Nella mente del Poeta, il ritorno in Italia e tra le braccia della Romanina si sciolsero velocemente.

Il 4 novembre 1733 in occasione dell’onomastico dell’Imperatore, andò in scena il Demofoonte, che narra di nozze clandestine tra la coppia d’amanti, Timante e Dircea, genitori del piccolo Olinto.

Egli incomincia

Già col tenero piede

Orme incerte a segnar. Tutta ha nel volto

Quella dolce fierezza.

Che tanto in te mi piacque. Allor che ride,

Par l’immagine tua. Lui rimirando,

Te rimirar mi sembra.

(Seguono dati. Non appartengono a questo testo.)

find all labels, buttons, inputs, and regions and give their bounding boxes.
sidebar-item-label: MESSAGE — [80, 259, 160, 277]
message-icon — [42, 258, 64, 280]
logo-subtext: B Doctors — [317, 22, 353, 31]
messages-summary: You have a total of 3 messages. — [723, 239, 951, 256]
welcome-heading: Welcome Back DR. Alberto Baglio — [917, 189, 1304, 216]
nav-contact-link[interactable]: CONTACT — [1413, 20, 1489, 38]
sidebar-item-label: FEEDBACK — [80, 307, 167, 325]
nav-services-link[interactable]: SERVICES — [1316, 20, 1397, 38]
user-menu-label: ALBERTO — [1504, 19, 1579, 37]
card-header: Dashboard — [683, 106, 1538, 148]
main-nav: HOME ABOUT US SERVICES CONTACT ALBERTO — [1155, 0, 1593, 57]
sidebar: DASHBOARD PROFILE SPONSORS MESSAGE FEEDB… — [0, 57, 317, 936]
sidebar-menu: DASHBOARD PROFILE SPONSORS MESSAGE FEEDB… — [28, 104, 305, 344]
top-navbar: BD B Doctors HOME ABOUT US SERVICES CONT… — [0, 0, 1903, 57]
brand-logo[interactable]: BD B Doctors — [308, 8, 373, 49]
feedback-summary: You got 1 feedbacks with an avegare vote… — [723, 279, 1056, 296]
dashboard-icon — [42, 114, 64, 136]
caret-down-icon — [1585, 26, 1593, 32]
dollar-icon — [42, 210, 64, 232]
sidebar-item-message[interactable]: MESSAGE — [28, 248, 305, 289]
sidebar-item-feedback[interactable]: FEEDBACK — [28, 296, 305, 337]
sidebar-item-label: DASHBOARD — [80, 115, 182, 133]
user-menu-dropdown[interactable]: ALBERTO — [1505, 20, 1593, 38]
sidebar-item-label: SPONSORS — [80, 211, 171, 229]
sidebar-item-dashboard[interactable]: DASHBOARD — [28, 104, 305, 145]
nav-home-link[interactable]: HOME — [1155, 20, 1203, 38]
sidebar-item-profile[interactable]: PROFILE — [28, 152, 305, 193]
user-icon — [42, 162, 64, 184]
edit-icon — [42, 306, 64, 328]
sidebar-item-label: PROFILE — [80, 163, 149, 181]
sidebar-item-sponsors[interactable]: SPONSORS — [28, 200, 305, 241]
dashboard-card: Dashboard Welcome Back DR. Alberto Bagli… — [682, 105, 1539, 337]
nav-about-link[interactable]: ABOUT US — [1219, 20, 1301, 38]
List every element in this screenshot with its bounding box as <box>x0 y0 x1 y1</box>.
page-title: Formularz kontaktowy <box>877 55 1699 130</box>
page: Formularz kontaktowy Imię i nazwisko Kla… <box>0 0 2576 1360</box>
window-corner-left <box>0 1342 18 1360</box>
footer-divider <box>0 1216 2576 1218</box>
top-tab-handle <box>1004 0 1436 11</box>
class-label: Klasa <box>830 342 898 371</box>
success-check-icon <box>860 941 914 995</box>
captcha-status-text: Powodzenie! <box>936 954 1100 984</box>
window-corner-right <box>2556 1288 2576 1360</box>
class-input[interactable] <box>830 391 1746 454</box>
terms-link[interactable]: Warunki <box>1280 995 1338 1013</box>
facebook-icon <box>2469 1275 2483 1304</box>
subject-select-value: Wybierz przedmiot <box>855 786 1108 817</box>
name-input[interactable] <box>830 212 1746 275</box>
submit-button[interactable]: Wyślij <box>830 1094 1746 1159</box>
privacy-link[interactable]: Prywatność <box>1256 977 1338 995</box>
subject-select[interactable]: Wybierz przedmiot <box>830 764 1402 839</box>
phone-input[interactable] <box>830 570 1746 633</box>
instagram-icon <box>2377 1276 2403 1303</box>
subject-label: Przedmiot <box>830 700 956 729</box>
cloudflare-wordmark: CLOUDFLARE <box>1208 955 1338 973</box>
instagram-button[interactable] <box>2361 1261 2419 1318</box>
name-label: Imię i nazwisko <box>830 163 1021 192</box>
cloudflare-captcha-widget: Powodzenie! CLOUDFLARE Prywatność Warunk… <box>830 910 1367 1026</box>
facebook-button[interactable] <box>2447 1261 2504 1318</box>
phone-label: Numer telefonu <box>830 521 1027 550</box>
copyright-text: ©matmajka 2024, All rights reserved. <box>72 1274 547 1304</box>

Oh quante volte

Credula troppo, al dolce error del ciglio,

Mi strinsi al petto il genitor nel figlio.

Generò il sospetto che effettivamente avesse contratto matrimonio con la contessa D’Althann.

Timante vorrebbe abbracciare il neonato, ma Dircea afferma:

Affrena,

Signor, per ora, il violento affetto.

In custodita parte,

Egli vive celato; e andarne a lui

Non è sempre sicuro. Oh quanta pena

Costa il nostro segreto!

Timante vorrebbe uscir da quello stato d’incertezza affannosa e risponde:

Ormai son stanco

Di finger più, di tremar sempre. Io voglio

Cercare oggi una via

D’uscir di tante angustie.

L’Imperatore era aggiorno sui rapporti tra il suo Poeta e la Contessa? Aveva concesso loro il permesso oppure costretto i due amanti ad interrompere la tresca? Seguendo i versi del Demofoonte, Carlo VI, saputo dell’amore, concesse il perdono:

Chiamami padre. Io voglio

Esserlo fin che vivo. Era fin ora

Obbligo il nostro amor; ma quindi innanzi

Elezion sarà; nodo più forte.

Nel carnevale del 1734, fu rappresentato a Roma il Demofoonte, che vide la partecipazione tra il pubblico della Romanina, la quale rimase così colpita dalla trama, dalle parole da soffrirne enormemente fino a spegnersi, lasciando parte della sua eredità all’antico amore: Pietro Metastasio.